The Supreme Court ruled unanimously Wednesday that U.S. government contractors must undergo the same background checks as federal employees.
A lower court had declared the checks an unconstitutional “broad inquisition” when applied to the contractors.
The challenged background investigations sought information from any source surrounding an employee’s sex life, finances and drug use. The background checks for contractors were required beginning in 2007, and were challenged by nearly three dozen NASA contractors as being too invasive. The contractors neither sought, nor were granted, security clearances for classified information.
Ruling 8-0, with Justice Elena Kagan recused, the court found there was no breach in the contractors’ right to so-called “informational privacy.” The checks were “reasonable, employment-related inquiries that further the government’s interests in managing its internal operations,” the court concluded.

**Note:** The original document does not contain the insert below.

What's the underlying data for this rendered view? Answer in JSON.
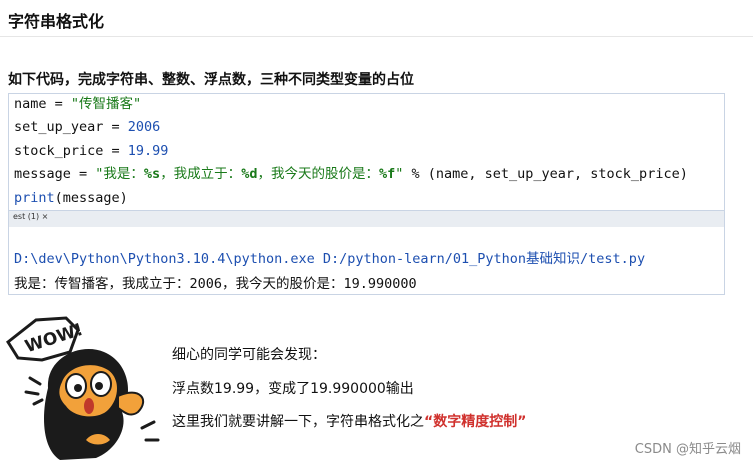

So the court, in overturning the 9th U.S. Circuit Court of Appeals, agreed with the Obama administration’s contentions that the NASA Jet Propulsion Laboratory workers’ privacy rights were not breached. The government, the court noted, was not releasing the information to the public.
“In light of the protection provided by the Privacy Act’s nondisclosure requirement, and because the challenged portions of the forms consist of reasonable inquiries in an employment background check, we conclude that the government’s inquiries do not violate a constitutional right to informational privacy,” Justice Samuel Alito wrote for the court.
Justice Antonin Scalia, in a concurring opinion joined by Justice Clarence Thomas, said there was no constitutional right to informational privacy — a premise “consistent with constitutional text and tradition.”
Holding such a position, Scalia wrote, “has the attractive benefit of resolving this case” without having to rationalize the background checks.
The Obama administration told the justices the checks were the same type conducted on all federal government workers -– now numbering about 14 million. Those background checks were part of a 2004 security directive from President George W. Bush.
The court pointed out that some of the contractors at the Jet Propulsion Laboratory outside of Los Angeles held high-level positions, including the lead “trouble shooter” for the Kepler space observatory. Another was among the lead “trajectory designers” for the Galileo Project and the Apollo moon landings.